SaccadeDet: A Novel Dual-Stage Architecture for Rapid and Accurate Detection in Gigapixel Images
Wenxi Li, Ruxin Zhang, Haozhe Lin, Yuchen Guo, Chao Ma, Xiaokang Yang
TL;DR
Gigapixel images pose severe speed and accuracy challenges due to vast background and extreme object scale variation. SaccadeDet introduces a dual-stage approach that first uses multi-scale density regression to locate Regions of Interest on downsampled gigapixel data, then applies a scale-normalized gaze stage that processes standardized patches with a megapixel detector. The method achieves up to 8x faster inference than prior gigapixel detectors on PANDA while maintaining high detection accuracy, and extends to Whole Slide Imaging with substantial efficiency gains. This approach offers a practical, scalable solution for fast, accurate gigapixel-level detection in medical and surveillance contexts.
Abstract
The advancement of deep learning in object detection has predominantly focused on megapixel images, leaving a critical gap in the efficient processing of gigapixel images. These super high-resolution images present unique challenges due to their immense size and computational demands.

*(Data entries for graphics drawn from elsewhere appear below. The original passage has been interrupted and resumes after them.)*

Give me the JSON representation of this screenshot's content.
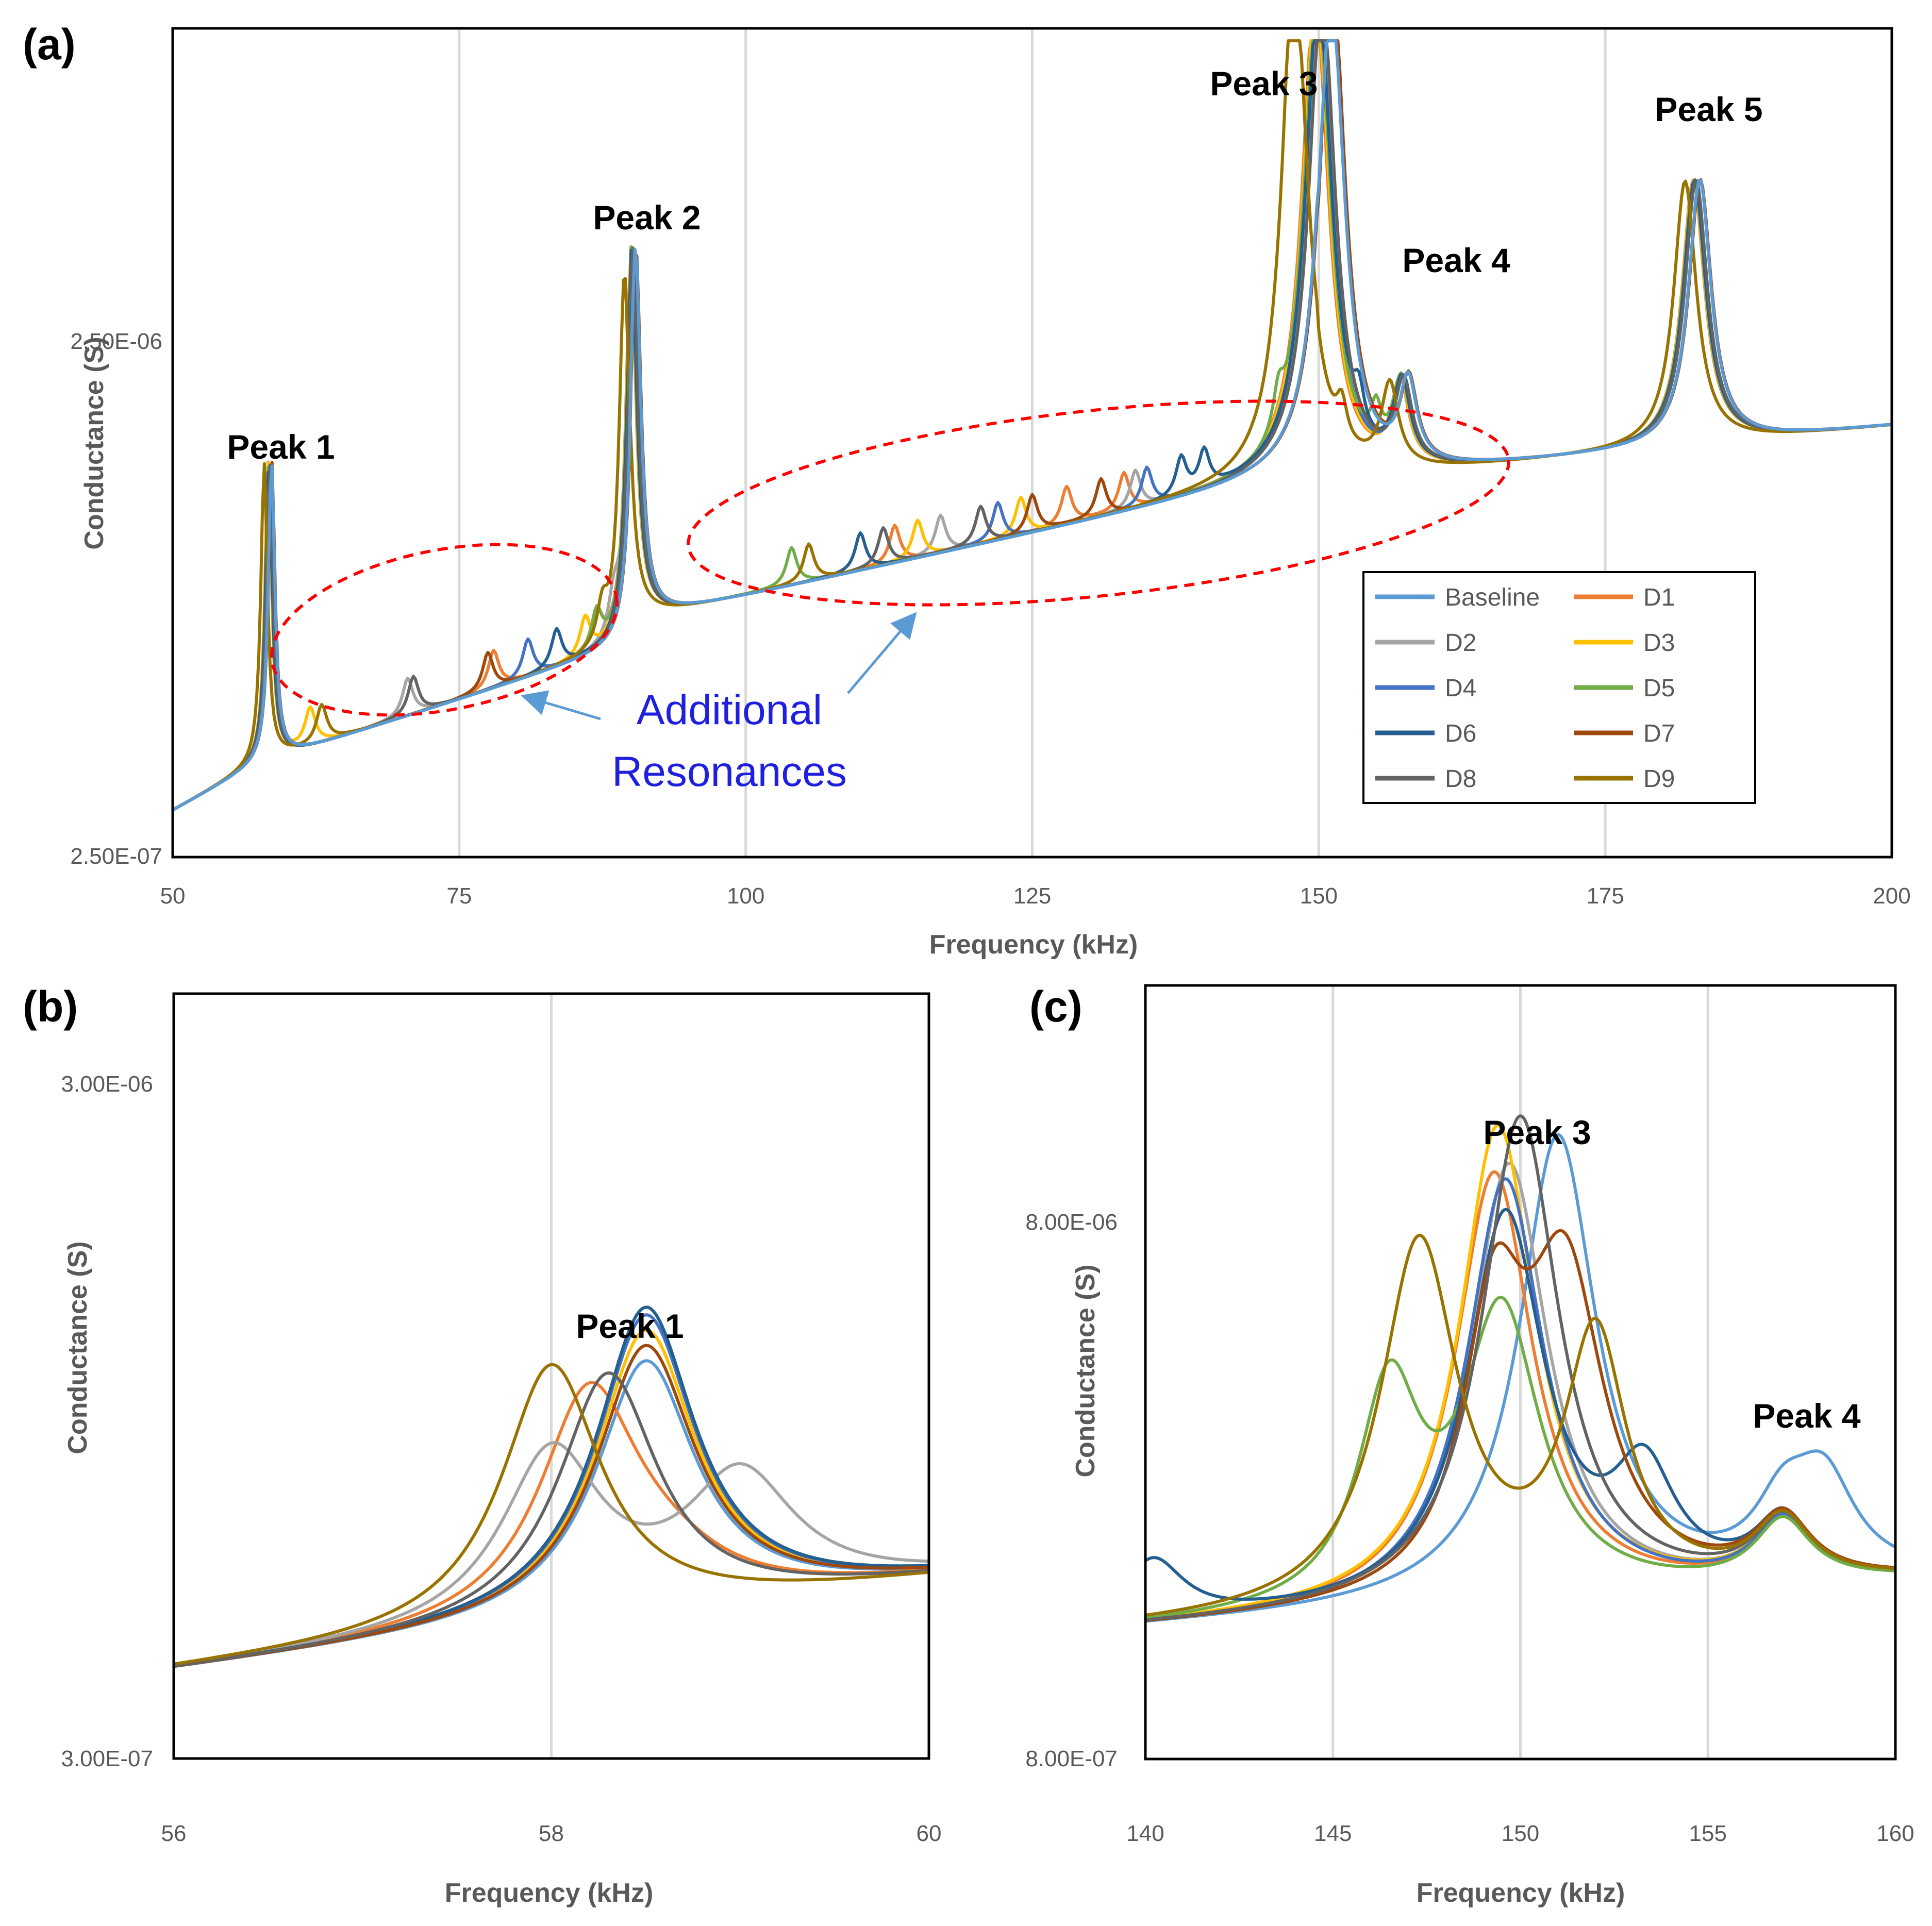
{
  "figure": {
    "series_colors": {
      "Baseline": "#5b9bd5",
      "D1": "#ed7d31",
      "D2": "#a5a5a5",
      "D3": "#ffc000",
      "D4": "#4472c4",
      "D5": "#70ad47",
      "D6": "#255e91",
      "D7": "#9e480e",
      "D8": "#636363",
      "D9": "#997300"
    },
    "annotation_color": "#1f1fe0",
    "ellipse_color": "#ff0000"
  },
  "chart_data": [
    {
      "id": "a",
      "type": "line",
      "panel_label": "(a)",
      "xlabel": "Frequency (kHz)",
      "ylabel": "Conductance (S)",
      "xlim": [
        50,
        200
      ],
      "x_ticks": [
        "50",
        "75",
        "100",
        "125",
        "150",
        "175",
        "200"
      ],
      "y_scale": "log",
      "y_ticks": [
        "2.50E-06",
        "2.50E-07"
      ],
      "grid": "vertical",
      "legend_position": "lower-right",
      "legend": [
        "Baseline",
        "D1",
        "D2",
        "D3",
        "D4",
        "D5",
        "D6",
        "D7",
        "D8",
        "D9"
      ],
      "peak_labels": [
        "Peak 1",
        "Peak 2",
        "Peak 3",
        "Peak 4",
        "Peak 5"
      ],
      "peak_frequencies_khz": [
        58.5,
        90.2,
        150.5,
        157.5,
        183.0
      ],
      "annotation": [
        "Additional",
        "Resonances"
      ],
      "additional_resonances_khz": {
        "D1": [
          78,
          87,
          113,
          128,
          133
        ],
        "D2": [
          70.5,
          88.5,
          117,
          134
        ],
        "D3": [
          62,
          86,
          115,
          124
        ],
        "D4": [
          81,
          122,
          135
        ],
        "D5": [
          87,
          104,
          146.5,
          155
        ],
        "D6": [
          83.5,
          110,
          138,
          140,
          153.5
        ],
        "D7": [
          77.5,
          125,
          131,
          151
        ],
        "D8": [
          71,
          112,
          120.5
        ],
        "D9": [
          63,
          87.5,
          105.5,
          147.5,
          152
        ]
      }
    },
    {
      "id": "b",
      "type": "line",
      "panel_label": "(b)",
      "title": "Peak 1",
      "xlabel": "Frequency (kHz)",
      "ylabel": "Conductance (S)",
      "xlim": [
        56,
        60
      ],
      "x_ticks": [
        "56",
        "58",
        "60"
      ],
      "y_scale": "log",
      "y_ticks": [
        "3.00E-06",
        "3.00E-07"
      ],
      "grid": "vertical",
      "peak_frequency_khz": {
        "Baseline": 58.5,
        "D1": 58.2,
        "D2": 58.0,
        "D3": 58.5,
        "D4": 58.5,
        "D5": 58.5,
        "D6": 58.5,
        "D7": 58.5,
        "D8": 58.3,
        "D9": 58.0
      }
    },
    {
      "id": "c",
      "type": "line",
      "panel_label": "(c)",
      "title": "Peak 3",
      "secondary_label": "Peak 4",
      "xlabel": "Frequency (kHz)",
      "ylabel": "Conductance (S)",
      "xlim": [
        140,
        160
      ],
      "x_ticks": [
        "140",
        "145",
        "150",
        "155",
        "160"
      ],
      "y_scale": "log",
      "y_ticks": [
        "8.00E-06",
        "8.00E-07"
      ],
      "grid": "vertical",
      "peak_frequency_khz": {
        "Baseline": 151.0,
        "D1": 149.3,
        "D2": 149.7,
        "D3": 149.4,
        "D4": 149.6,
        "D5": 149.5,
        "D6": 149.6,
        "D7": 151.2,
        "D8": 150.0,
        "D9": 147.3
      }
    }
  ]
}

To address this, we introduce 'SaccadeDet', an innovative architecture for gigapixel-level object detection, inspired by the human eye saccadic movement. The cornerstone of SaccadeDet is its ability to strategically select and process image regions, dramatically reducing computational load. This is achieved through a two-stage process: the 'saccade' stage, which identifies regions of probable interest, and the 'gaze' stage, which refines detection in these targeted areas. Our approach, evaluated on the PANDA dataset, not only achieves an 8x speed increase over the state-of-the-art methods but also demonstrates significant potential in gigapixel-level pathology analysis through its application to Whole Slide Imaging.